Covenantal theologians on the other-hand view this as a positive parable concerning the church. The puritan Matthew Henry even goes as far as to refer to the birds as the people of God, “The church is like a great tree, in which the fowls of the air do lodge; God’s people have recourse to it for food and rest, shade and shelter.”
What’s the true meaning of the birds in this parable? Is Christ optimistic about his church or is he pessimistic?
I’d like to think that when he stated that the gates of hell would not prevail against the church (Matthew 16:18) that he was being consistent. The OT sheds some light on this parable. The same picture is used in Daniel 4:11-12 to illustrate the breadth, power and fruitfulness of the babylonian kingdom under Nebuchadnezzar’s reign. The beasts of the field and birds of the air that found refuge in it represented the beneficiaries of the kingdom (all flesh found refuge in it). Again the same illustration is used in Ezekial 17:22-24; except this time it’s the Kingdom established by God and it happens to overshadow all other high trees. This is the Kingdom Israel has been waiting for. The same Israel God called a nation of priests and a holy nation in Exodus 19:6 and repeated to the church in 1 Peter 2:9. It’s related to the same set of Kingdom prophecies that Christ claimed was fulfilled in his reading of Isaiah 61 in Luke 4:16-21.
Regarding the church, dispensationalists flip the bird.
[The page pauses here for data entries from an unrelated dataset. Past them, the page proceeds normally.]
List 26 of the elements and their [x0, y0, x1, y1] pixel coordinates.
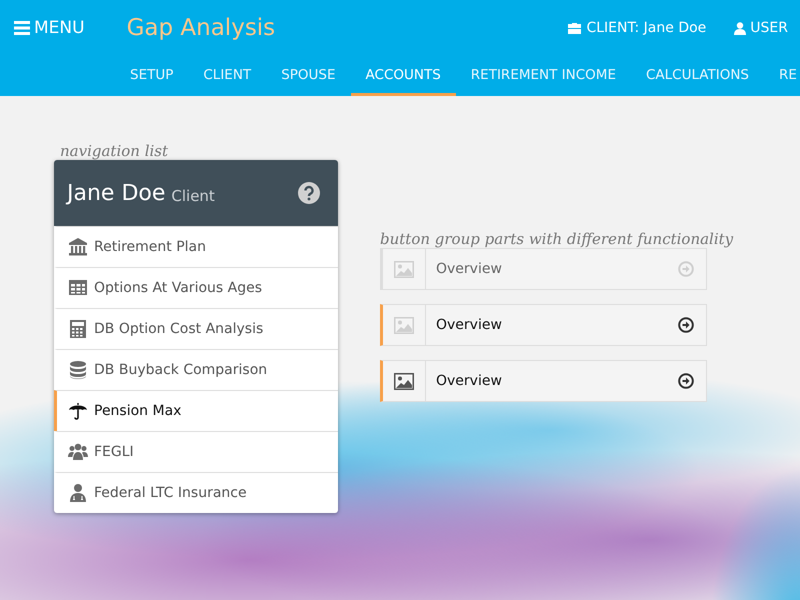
navigation-item[interactable]: Retirement Plan: [54, 226, 338, 267]
overview-button[interactable]: Overview: [426, 249, 666, 289]
overview-button[interactable]: Overview: [426, 305, 666, 345]
client-name: Jane Doe: [67, 180, 166, 206]
database-icon: [68, 360, 88, 380]
app-title: Gap Analysis: [126, 15, 276, 41]
navigation-item[interactable]: DB Option Cost Analysis: [54, 308, 338, 349]
doctor-icon: [68, 483, 88, 503]
navigation-caption: navigation list: [59, 142, 170, 160]
table-icon: [68, 278, 88, 298]
umbrella-icon: [68, 401, 88, 421]
button-group-caption: button group parts with different functionality: [380, 230, 734, 248]
navigation-item[interactable]: FEGLI: [54, 431, 338, 472]
menu-icon: [14, 21, 30, 35]
navigation-item[interactable]: Options At Various Ages: [54, 267, 338, 308]
user-icon: [734, 22, 746, 34]
group-icon: [68, 442, 88, 462]
navigation-item[interactable]: DB Buyback Comparison: [54, 349, 338, 390]
overview-button[interactable]: Overview: [426, 361, 666, 401]
bank-icon: [68, 237, 88, 257]
help-icon[interactable]: [298, 182, 320, 204]
navigation-item[interactable]: Federal LTC Insurance: [54, 472, 338, 513]
client-role: Client: [171, 187, 215, 205]
calculator-icon: [68, 319, 88, 339]
navigation-item[interactable]: Pension Max: [54, 390, 338, 431]
briefcase-icon: [567, 22, 582, 34]
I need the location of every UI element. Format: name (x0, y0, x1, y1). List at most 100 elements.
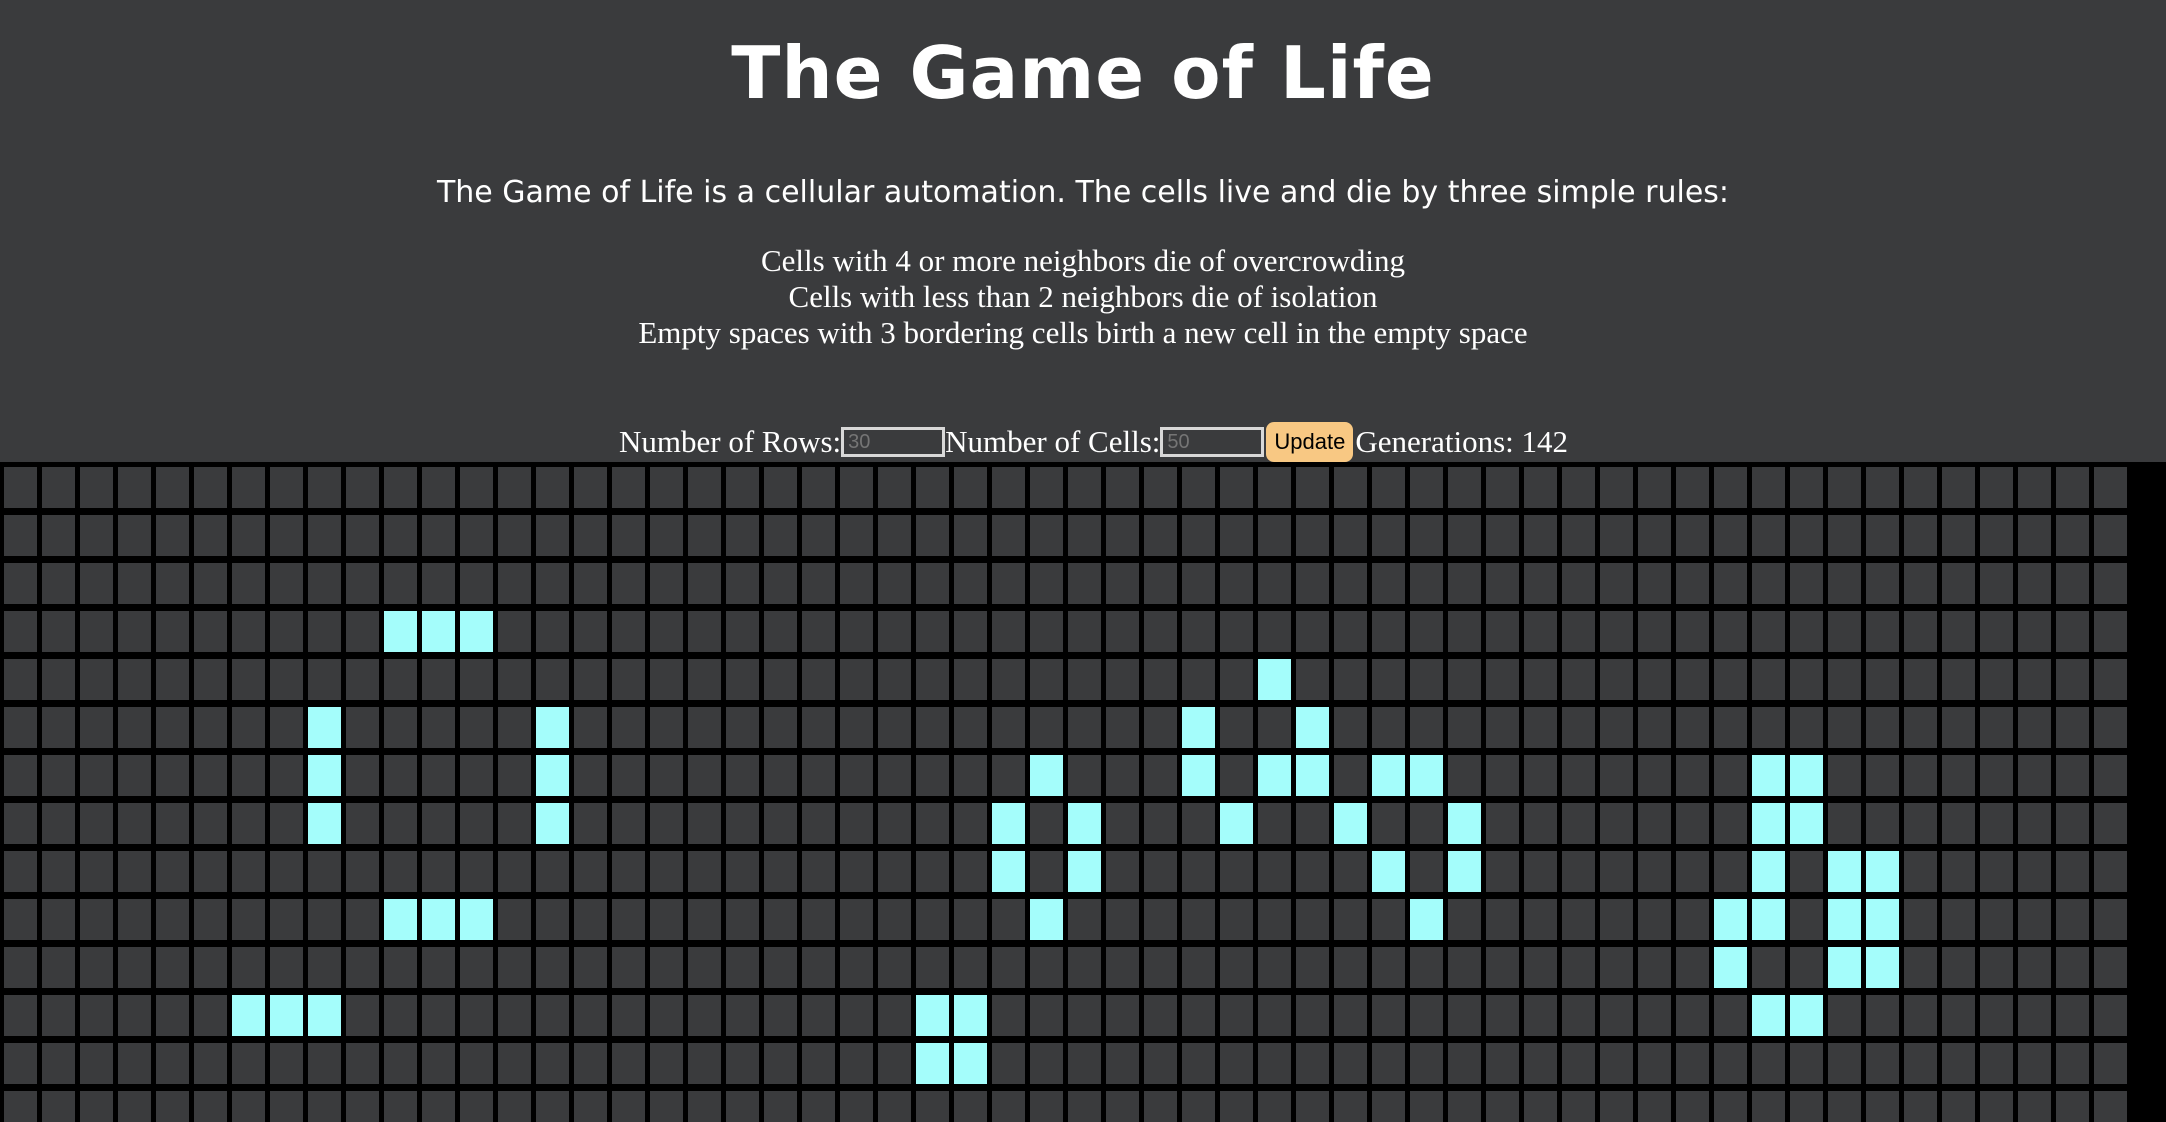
dead-cell[interactable] (802, 659, 835, 700)
alive-cell[interactable] (1714, 899, 1747, 940)
dead-cell[interactable] (346, 467, 379, 508)
dead-cell[interactable] (1638, 659, 1671, 700)
dead-cell[interactable] (1980, 563, 2013, 604)
dead-cell[interactable] (384, 1091, 417, 1122)
dead-cell[interactable] (194, 995, 227, 1036)
dead-cell[interactable] (1638, 803, 1671, 844)
dead-cell[interactable] (194, 1043, 227, 1084)
dead-cell[interactable] (536, 899, 569, 940)
dead-cell[interactable] (536, 947, 569, 988)
dead-cell[interactable] (232, 1091, 265, 1122)
dead-cell[interactable] (574, 611, 607, 652)
dead-cell[interactable] (992, 1043, 1025, 1084)
dead-cell[interactable] (346, 1091, 379, 1122)
dead-cell[interactable] (118, 707, 151, 748)
dead-cell[interactable] (384, 707, 417, 748)
update-button[interactable]: Update (1266, 422, 1354, 462)
dead-cell[interactable] (1790, 515, 1823, 556)
dead-cell[interactable] (80, 1091, 113, 1122)
dead-cell[interactable] (1030, 467, 1063, 508)
dead-cell[interactable] (1676, 707, 1709, 748)
dead-cell[interactable] (156, 899, 189, 940)
dead-cell[interactable] (1752, 1043, 1785, 1084)
dead-cell[interactable] (802, 611, 835, 652)
dead-cell[interactable] (2018, 851, 2051, 892)
dead-cell[interactable] (498, 659, 531, 700)
dead-cell[interactable] (194, 515, 227, 556)
dead-cell[interactable] (2056, 851, 2089, 892)
dead-cell[interactable] (840, 659, 873, 700)
dead-cell[interactable] (346, 563, 379, 604)
dead-cell[interactable] (612, 563, 645, 604)
dead-cell[interactable] (42, 611, 75, 652)
dead-cell[interactable] (688, 563, 721, 604)
dead-cell[interactable] (1676, 515, 1709, 556)
dead-cell[interactable] (2018, 995, 2051, 1036)
dead-cell[interactable] (1258, 707, 1291, 748)
dead-cell[interactable] (726, 707, 759, 748)
dead-cell[interactable] (1600, 515, 1633, 556)
dead-cell[interactable] (1980, 755, 2013, 796)
dead-cell[interactable] (194, 707, 227, 748)
dead-cell[interactable] (422, 1043, 455, 1084)
dead-cell[interactable] (118, 659, 151, 700)
dead-cell[interactable] (1486, 707, 1519, 748)
dead-cell[interactable] (346, 1043, 379, 1084)
dead-cell[interactable] (498, 611, 531, 652)
dead-cell[interactable] (1448, 947, 1481, 988)
dead-cell[interactable] (42, 515, 75, 556)
dead-cell[interactable] (4, 803, 37, 844)
alive-cell[interactable] (1866, 947, 1899, 988)
dead-cell[interactable] (1486, 659, 1519, 700)
dead-cell[interactable] (270, 851, 303, 892)
dead-cell[interactable] (4, 659, 37, 700)
dead-cell[interactable] (156, 467, 189, 508)
dead-cell[interactable] (726, 1091, 759, 1122)
alive-cell[interactable] (954, 1043, 987, 1084)
dead-cell[interactable] (650, 995, 683, 1036)
dead-cell[interactable] (1866, 1043, 1899, 1084)
dead-cell[interactable] (2056, 1043, 2089, 1084)
dead-cell[interactable] (346, 611, 379, 652)
dead-cell[interactable] (1524, 851, 1557, 892)
dead-cell[interactable] (232, 467, 265, 508)
alive-cell[interactable] (1334, 803, 1367, 844)
dead-cell[interactable] (270, 515, 303, 556)
dead-cell[interactable] (1904, 947, 1937, 988)
dead-cell[interactable] (650, 563, 683, 604)
dead-cell[interactable] (1448, 707, 1481, 748)
dead-cell[interactable] (384, 995, 417, 1036)
dead-cell[interactable] (498, 851, 531, 892)
dead-cell[interactable] (1068, 467, 1101, 508)
dead-cell[interactable] (1144, 611, 1177, 652)
dead-cell[interactable] (1676, 995, 1709, 1036)
alive-cell[interactable] (422, 899, 455, 940)
dead-cell[interactable] (878, 851, 911, 892)
dead-cell[interactable] (1942, 707, 1975, 748)
alive-cell[interactable] (954, 995, 987, 1036)
dead-cell[interactable] (536, 1043, 569, 1084)
dead-cell[interactable] (1600, 1091, 1633, 1122)
dead-cell[interactable] (232, 707, 265, 748)
dead-cell[interactable] (916, 467, 949, 508)
dead-cell[interactable] (194, 899, 227, 940)
dead-cell[interactable] (1562, 467, 1595, 508)
dead-cell[interactable] (1220, 1043, 1253, 1084)
dead-cell[interactable] (1752, 467, 1785, 508)
alive-cell[interactable] (1752, 995, 1785, 1036)
dead-cell[interactable] (1182, 995, 1215, 1036)
dead-cell[interactable] (80, 851, 113, 892)
dead-cell[interactable] (2018, 515, 2051, 556)
dead-cell[interactable] (2018, 1043, 2051, 1084)
dead-cell[interactable] (1334, 467, 1367, 508)
dead-cell[interactable] (992, 995, 1025, 1036)
dead-cell[interactable] (1258, 1091, 1291, 1122)
alive-cell[interactable] (1372, 851, 1405, 892)
dead-cell[interactable] (2018, 755, 2051, 796)
dead-cell[interactable] (1866, 803, 1899, 844)
dead-cell[interactable] (2056, 755, 2089, 796)
dead-cell[interactable] (1372, 659, 1405, 700)
alive-cell[interactable] (308, 755, 341, 796)
dead-cell[interactable] (1144, 803, 1177, 844)
dead-cell[interactable] (1980, 515, 2013, 556)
So what’s the big deal whether someone is optimistic vs. pessimistic? Well, it shows in our ecclesiology (how we do/view church). It shows in the surface level view of salvation as a post-mortem fire insurance. It shows in the church’s lack of desire to dialogue over scripture in the pursuit of unity. And it shows that instead of engaging the culture and recognizing our God-given vocations we’d rather be satisfied with the “earth-is-going-to-hell-in-a-hand-basket-so-why-bother” mentality.